Sobre isso, a índia Darlene Tawkane, que conheci jovenzinha
na aldeia, sonhando em ir estudar na Universidade em Cuiabá, contou
em seu livro A história da educação escolar
entre os Kurâ-Bakairi ,
editado em 1999:
"Anos após a implantação da escola
(na Pakuera), em 1928, instalaram-se entre nós os missionários
protestantes da SAIM, com o objetivo de nos converter ao protestantismo.
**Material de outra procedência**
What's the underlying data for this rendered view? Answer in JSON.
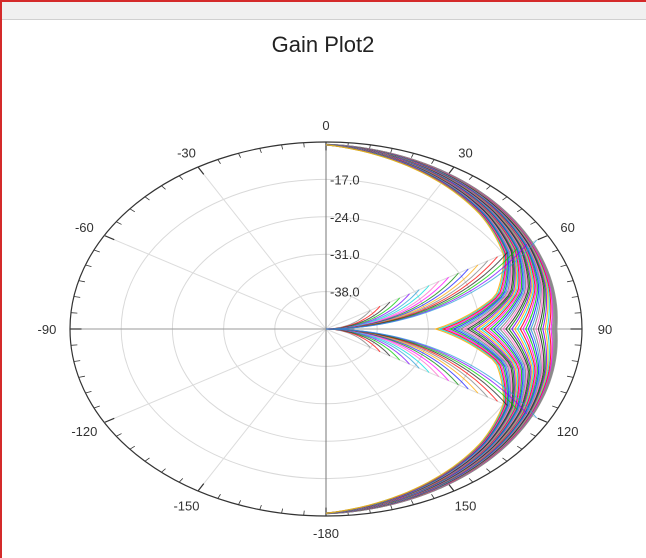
{
  "window": {
    "accent_color": "#d42a2a"
  },
  "chart_data": {
    "type": "polar-line",
    "title": "Gain Plot2",
    "angle_ticks": [
      "0",
      "30",
      "60",
      "90",
      "120",
      "150",
      "-180",
      "-150",
      "-120",
      "-90",
      "-60",
      "-30"
    ],
    "angle_tick_values": [
      0,
      30,
      60,
      90,
      120,
      150,
      180,
      -150,
      -120,
      -90,
      -60,
      -30
    ],
    "radial_labels": [
      "-17.0",
      "-24.0",
      "-31.0",
      "-38.0"
    ],
    "radial_values": [
      -17,
      -24,
      -31,
      -38
    ],
    "radial_range": [
      -45,
      -10
    ],
    "grid": true,
    "series_envelope": {
      "description_points": "gain traces vs theta (deg), many overlaid colored curves",
      "theta": [
        0,
        15,
        30,
        45,
        60,
        75,
        90,
        105,
        120,
        135,
        150,
        165,
        180
      ],
      "gain_outer": [
        -10.5,
        -11,
        -11.5,
        -12,
        -12.5,
        -13,
        -13.5,
        -13,
        -12.5,
        -12,
        -11.5,
        -11,
        -10.5
      ],
      "gain_inner_low": [
        -10.5,
        -12,
        -13.5,
        -15,
        -17,
        -21,
        -30,
        -21,
        -17,
        -15,
        -13.5,
        -12,
        -10.5
      ]
    },
    "series_colors": [
      "#7f7f7f",
      "#2aa0d8",
      "#1a1aff",
      "#00cc00",
      "#ff00ff",
      "#ff0000",
      "#00dddd",
      "#ffaa00",
      "#7a00ff",
      "#008800",
      "#222222",
      "#ff66cc"
    ]
  }
}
Nessa época,
muitos dos (nossos) recém-migrados do Alto Xingu haviam morrido em razão
de surtos epidêmicos que chegaram a extinguir aldeias inteiras.
Eles
(missionários) instalaram-se nos primeiros anos distante do Posto
do SPI (hoje Funai), às margens do Ribeirão Azul e perto de sua
confluência com o Paranatinga, onde hoje se localiza o Posto e a Escola.
Esses missionários e os agentes do SPILTN (Serviço de Proteção
ao Índio e Localização de Trabalhadores Nacionais, também
conhecido como "escola do marechal Rondon") disputaram entre si o
poder sobre os Kurâ-Bakairi.
Em meio a essas disputas, os missionários
optaram por adotar uma estratégia
política que favorecesse suas relações com os indígenas:
presenteá-los para atraí-los, sobretudo aqueles que frequentavam
os seus cultos dominicais, com sabonetes, sabão, colares de miçangas,
roupas, tecidos, perfumes, etc.
Os meninos que frequentavam sua escola, que
funcionava em regime de semi-internato, trabalhavam nas hortas e as meninas
como empregadas domésticas na missão.
Como forma de pagamento pelo trabalho realizado, estas crianças recebiam
os mesmos brindes".
Essa situação descrita por Darlene durou
40 anos, quando então
os kurâs organizaram um movimento de resistência e combate a todas
as opressões sofridas, não apenas as relativas à missão
da SAIM.
Foi a volta do cipó de aroeira no lombo de quem mandou dar!
Foi o fim
daquilo que a tribo chama de "tempo da escravidão",
marcado pelo trabalho forçado, pelo exílio compulsório,
pelo rígido controle de suas vidas, pelos castigos aplicados aos "infratores" da
ordem imposta.
Expulsaram os missionários gringos na década de
1960; voltaram a falar a língua ancestral; expulsaram os seringueiros
nos anos 1970 e na mesma época informaram a outros missionários
gringos (do Summer Institute, acusado de vínculos com a CIA e financiado
pelo bilionário
Rockfeller, entre outros capitalistas) que suas visitas não eram mais
benvindas; nos anos 1980 afastaram chefes do Posto local da Funai, brancos,
substituindo-os por um conselho de caciques e pajés, implantaram uma
educação bilíngue com professores exclusivamente kurâs
e retomaram práticas culturais que tinham sido proibidas ou abandonadas.
Entre tais práticas estavam a contação de lendas, os
cantos e danças do "kapa", a confecção de canoas
usando somente a casca do jatobá (uma especialidade da tribo, que preserva
a madeira da árvore) e a festa do batismo do milho.
Vivendo no Mato
Grosso, em 1988 tive a honra de fazer parte de um pequeno número de
convidados brancos que presenciaram a retomada da festa do milho, quando travei
amizade com alguns kurâs, principalmente com membros
da família Tawkane (Darlene, Doroti e Estevão).
Na continuação
desta amizade tive oportunidade, anos depois, já morando em Brasília,
de ser mensageira da aldeia junto à Funai.
Foi num episódio guerreiro em que o grupo indígena capturou alguns
paulistas, de famílias burguesas, que há anos faziam temporadas
de pesca no território kurâ, cometendo barbaridades nos rios dos índios,
tais como matar peixes jogando dinamite na água.